We’ve had multiple mass killings in the past two weeks! I’m conflicted on this because when spectacle killings cease to become news, it will dissuade gunmen. On the other hand, potential killers have already figured out the only way to get media coverage is to break the body-count record, or do something we haven’t seen before, dressing up like the Joker or carrying out the murders on live television. I recoil at the idea of ignoring the crimes because they aren’t spectacular enough for television. We should be screaming from the rooftops, demanding more of our elected officials, without rewarding the perpetrators. It’s exactly what the Parkland kids are doing.
There are so many wonderful little moments in Parkland. What’s one of your favorites?
On the day of the school walkout, a sixth-grade girl named Aaralyn, who had rabbit ears on her head, came up and quietly asked me if she could talk during the speeches. I tried not to laugh when I said, “I’m not in charge here,” and directed her to the high schooler who was an organizer of the rally. Aaralyn mustered up all her courage to ask if she could say something. And then her speech was fantastic. “I’m only in sixth grade and I’m tired of watching the big kids cry!” I almost lost it. The applause for Aaralyn was louder than David Hogg’s.

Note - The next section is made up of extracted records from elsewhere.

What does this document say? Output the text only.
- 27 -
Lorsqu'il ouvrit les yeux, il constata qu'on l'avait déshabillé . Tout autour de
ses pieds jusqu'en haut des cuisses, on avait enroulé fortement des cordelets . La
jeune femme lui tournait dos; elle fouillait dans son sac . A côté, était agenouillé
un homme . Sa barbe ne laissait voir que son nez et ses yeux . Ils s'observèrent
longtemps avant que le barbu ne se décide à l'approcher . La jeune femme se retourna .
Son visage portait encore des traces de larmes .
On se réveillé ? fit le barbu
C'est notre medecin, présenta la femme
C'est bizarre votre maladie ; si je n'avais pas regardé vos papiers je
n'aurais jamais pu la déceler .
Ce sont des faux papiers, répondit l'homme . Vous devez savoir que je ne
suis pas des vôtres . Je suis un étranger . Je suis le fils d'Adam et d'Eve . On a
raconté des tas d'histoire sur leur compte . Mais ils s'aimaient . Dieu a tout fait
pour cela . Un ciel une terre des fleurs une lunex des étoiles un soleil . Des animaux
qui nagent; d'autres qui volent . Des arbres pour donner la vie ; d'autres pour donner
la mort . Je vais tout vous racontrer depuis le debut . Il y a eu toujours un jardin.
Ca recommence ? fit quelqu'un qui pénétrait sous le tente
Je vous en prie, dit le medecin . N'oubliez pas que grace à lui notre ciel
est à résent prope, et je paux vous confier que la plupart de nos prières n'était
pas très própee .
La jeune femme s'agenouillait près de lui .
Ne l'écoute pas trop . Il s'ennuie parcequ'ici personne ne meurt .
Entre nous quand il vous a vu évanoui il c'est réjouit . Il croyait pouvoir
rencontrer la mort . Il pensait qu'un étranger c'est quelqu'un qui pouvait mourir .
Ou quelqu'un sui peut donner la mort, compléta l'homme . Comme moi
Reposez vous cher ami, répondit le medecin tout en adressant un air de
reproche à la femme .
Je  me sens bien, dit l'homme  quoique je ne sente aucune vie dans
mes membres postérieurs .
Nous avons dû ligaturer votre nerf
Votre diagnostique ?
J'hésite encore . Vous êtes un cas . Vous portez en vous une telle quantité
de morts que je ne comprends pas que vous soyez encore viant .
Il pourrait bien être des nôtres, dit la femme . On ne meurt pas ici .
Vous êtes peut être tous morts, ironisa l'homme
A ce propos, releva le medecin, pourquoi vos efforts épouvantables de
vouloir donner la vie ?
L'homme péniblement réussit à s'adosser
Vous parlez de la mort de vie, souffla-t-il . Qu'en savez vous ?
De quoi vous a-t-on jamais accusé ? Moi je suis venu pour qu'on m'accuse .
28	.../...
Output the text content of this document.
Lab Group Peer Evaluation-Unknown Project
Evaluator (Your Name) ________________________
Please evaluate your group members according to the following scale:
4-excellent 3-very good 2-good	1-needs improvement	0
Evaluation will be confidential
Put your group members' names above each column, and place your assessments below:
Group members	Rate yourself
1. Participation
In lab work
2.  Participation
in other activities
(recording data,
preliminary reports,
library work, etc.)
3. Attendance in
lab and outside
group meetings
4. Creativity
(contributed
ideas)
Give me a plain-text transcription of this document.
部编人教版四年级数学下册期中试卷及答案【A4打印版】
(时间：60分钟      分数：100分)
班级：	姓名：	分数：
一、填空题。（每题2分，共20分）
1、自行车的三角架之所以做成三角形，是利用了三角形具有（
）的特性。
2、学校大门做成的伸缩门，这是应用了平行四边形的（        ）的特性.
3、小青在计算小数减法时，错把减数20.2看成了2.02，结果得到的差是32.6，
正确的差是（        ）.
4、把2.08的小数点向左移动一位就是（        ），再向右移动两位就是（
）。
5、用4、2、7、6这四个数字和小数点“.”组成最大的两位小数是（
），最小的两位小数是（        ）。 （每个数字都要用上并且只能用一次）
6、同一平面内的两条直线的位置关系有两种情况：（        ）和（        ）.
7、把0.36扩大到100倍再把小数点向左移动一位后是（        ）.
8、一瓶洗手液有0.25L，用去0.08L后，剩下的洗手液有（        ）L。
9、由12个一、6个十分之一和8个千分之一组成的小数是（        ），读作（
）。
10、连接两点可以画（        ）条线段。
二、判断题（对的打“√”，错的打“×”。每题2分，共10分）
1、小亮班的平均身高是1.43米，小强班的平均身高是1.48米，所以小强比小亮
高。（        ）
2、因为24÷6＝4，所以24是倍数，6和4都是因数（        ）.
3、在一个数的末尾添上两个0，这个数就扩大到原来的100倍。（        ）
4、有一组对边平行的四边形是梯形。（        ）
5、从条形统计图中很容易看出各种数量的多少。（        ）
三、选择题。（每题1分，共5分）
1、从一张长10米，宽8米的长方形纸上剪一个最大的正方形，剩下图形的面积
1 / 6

A video popped up earlier this month in which Manny Oliver — whose son Joaquin was murdered — took on Louis C.K. mocking Parkland survivors. What do you think of it?
I think YouTube finally justified its existence. When the Louis C.K. thing happened, I expected to be ashamed at myself for giggling at whatever horrible thing he said. But it was just horrible. Louis wasn’t even trying, not even really telling a joke, just a perplexing lashing out. I love Manuel Oliver. He is the most creative activist I’ve ever come across. And that’s incredibly valuable. The trouble with activism — and the dirty little secret of anyone supporting them — is that it can grow tiresome. We can only hear your pleas so many times without wanting it to stop, or we just lose interest. The Parkland kids are good, but Tio Manny is the master. He keeps blowing me away with his audacity, which he has standing to do in a way that even the kids don’t. I don’t think they could or would cross the line to Manny’s morbid territory (like painting gun scopes on kids and then bashing holes through their hearts and spattering red paint). Because they had friends die, but not their own child. Manny can go there. And he does. God bless him. Can’t wait to see what he comes up with next.
Compared to our first conversation, you sound rejuvenated, which also comes through in Parkland. Are you?
Definitely. I had a couple of brief freak-outs the first time I went to Florida, maybe one the second time, and no more. In fact, my PTSD was getting cured. I feel better than at any time since April 20, 1999. Their enthusiasm was contagious, everything the kids were doing had a palpable joie de vivre. Changing gun laws will take years, but politics is a momentum game and it’s now on our side. The 2018 midterms called bullshit on the NRA as the big, scary boogeyman. The House was holding hearings on gun violence last week. Elections matter. People in the United States are finally tired of this horrible fucking tragedy we’ve let go on for 20 years. These Parkland kids literally healed me. And what they’re doing for me is what I think they’re doing for America. I do truly believe this is the beginning of the end. The heart of the Parkland story is hope.
This interview has been condensed and slightly edited.